Part 15 (1/2)

”Count whom?”

”Why, the ladies as they filed up. Was the number there?”

He gave a jerk of impatience. ”Go and see for yourself!”

Once more I just waited. ”But suppose I should find Mrs. Server----?”

”Prowling there on the chance of you? Well--I thought she was what you wanted.”

”Then,” I returned, ”you _could_ tell what I was talking about!” For a moment after this we faced each other without more speech, but I presently continued: ”You didn't really notice if any lady stayed behind?”

”I think you ask too much of me,” he at last brought out. ”Take care of your ladies, my dear man, yourself! Go,” he repeated, ”and see.”

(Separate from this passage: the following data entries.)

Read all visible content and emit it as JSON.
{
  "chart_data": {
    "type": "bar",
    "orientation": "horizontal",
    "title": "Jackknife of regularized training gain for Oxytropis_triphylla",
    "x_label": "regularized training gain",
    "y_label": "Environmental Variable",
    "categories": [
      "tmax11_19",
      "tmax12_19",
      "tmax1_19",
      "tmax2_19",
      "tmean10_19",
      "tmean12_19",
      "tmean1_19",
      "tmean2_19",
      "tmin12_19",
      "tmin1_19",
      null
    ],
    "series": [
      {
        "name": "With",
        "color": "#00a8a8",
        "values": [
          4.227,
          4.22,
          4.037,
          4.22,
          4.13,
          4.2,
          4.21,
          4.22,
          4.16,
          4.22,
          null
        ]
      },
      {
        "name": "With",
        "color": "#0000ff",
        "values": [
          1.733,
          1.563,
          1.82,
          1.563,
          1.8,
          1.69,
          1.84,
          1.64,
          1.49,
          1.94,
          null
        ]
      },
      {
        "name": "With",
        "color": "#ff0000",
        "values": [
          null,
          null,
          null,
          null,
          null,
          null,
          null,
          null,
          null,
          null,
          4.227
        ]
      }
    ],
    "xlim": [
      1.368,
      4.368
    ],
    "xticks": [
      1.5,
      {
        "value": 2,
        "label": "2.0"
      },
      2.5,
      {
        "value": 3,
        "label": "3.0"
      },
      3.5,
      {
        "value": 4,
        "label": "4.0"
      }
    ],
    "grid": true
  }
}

”Certainly--it's better; but I'll rejoin you in three minutes.” And while he went his way to the smoking-room I proceeded without more delay to a.s.sure myself, performing in the opposite sense the journey I had made ten minutes before. It was extraordinary what the sight of Long alone in the outer darkness had done for me: my expression of it would have been that it had put me ”on” again at the moment of my decidedly feeling myself off. I believed that if I hadn't seen him I could now have gone to bed without seeing Mrs. Briss; but my renewed impression had suddenly made the difference. If that was the way he struck me, how might not, if I could get at her, she? And she might, after all, in the privacy at last offered us by empty rooms, be waiting for me. I went through them all, however, only to find them empty indeed. In conformity with the large allowances of every sort that were the law of Newmarch, they were still open and lighted, so that if I had believed in Mrs.

Briss's reappearance I might conveniently, on the spot, have given her five minutes more. I am not sure, for that matter, that I didn't. I remember at least wondering if I mightn't ring somewhere for a servant and cause a question to be sent up to her. I didn't ring, but I must have lingered a little on the chance of the arrival of servants to extinguish lights and see the house safe. They had not arrived, however, by the time I again felt that I must give up.

XI

I gave up by going, decidedly, to the smoking-room, where several men had gathered and where Obert, a little apart from them, was in charmed communion with the bookshelves. They are wonderful, everywhere, at Newmarch, the bookshelves, but he put a volume back as he saw me come in, and a moment later, when we were seated, I said to him again, as a recall of our previous pa.s.sage, ”Then you _could_ tell what I was talking about!” And I added, to complete my reference, ”Since you thought Mrs. Server was the person whom, when I stopped you, I was sorry to learn from you I had missed.”

His momentary silence appeared to admit the connection I established.

”Then you find you _have_ missed her? She wasn't there for you?”

”There's no one 'there for me'; so that I fear that if you weren't, as it happens, here for me, my amus.e.m.e.nt would be quite at an end. I had, in fact,” I continued, ”already given it up as lost when I came upon you, a while since, in conversation with the lady we've named. At that, I confess, my prospects gave something of a flare. I said to myself that since _your_ interest hadn't then wholly dropped, why, even at the worst, should mine? Yours _was_ mine, wasn't it? for a little, this morning. Or was it mine that was yours? We exchanged, at any rate, some lively impressions. Only, before we had done, your effort dropped or your discretion intervened: you gave up, as none of your business, the question that had suddenly tempted us.”

”And you gave it up too,” said my friend.

”Yes, and it was on the idea that it was mine as little as yours that we separated.”

”Well then?” He kept his eyes, with his head thrown back, on the warm bindings, admirable for old gilt and old colour, that covered the opposite wall.

”Well then, if I've correctly gathered that you're, in spite of our common renunciation, still interested, I confess to you that I am. I took my detachment too soon for granted. I haven't been detached. I'm not, hang me! detached now. And it's all because you were originally so suggestive.”

”Originally?”

”Why, from the moment we met here yesterday--the moment of my first seeing you with Mrs. Server. The look you gave me then was really the beginning of everything. Everything”--and I spoke now with real conviction--”was traceably to spring from it.”

”What do you mean,” he asked, ”by everything?”

”Well, this failure of detachment. What you said to me as we were going up yesterday afternoon to dress--what you said to me then is responsible for it. And since it comes to that,” I pursued, ”I make out for myself now that you're not detached either--unless, that is, simply detached from _me_. I had indeed a suspicion of that as I pa.s.sed through the room there.”

He smoked through another pause. ”You've extraordinary notions of responsibility.”

I watched him a moment, but he only stared at the books without looking round. Something in his voice had made me more certain, and my certainty made me laugh. ”I see you _are_ serious!”

But he went on quietly enough. ”You've extraordinary notions of responsibility. I deny altogether mine.”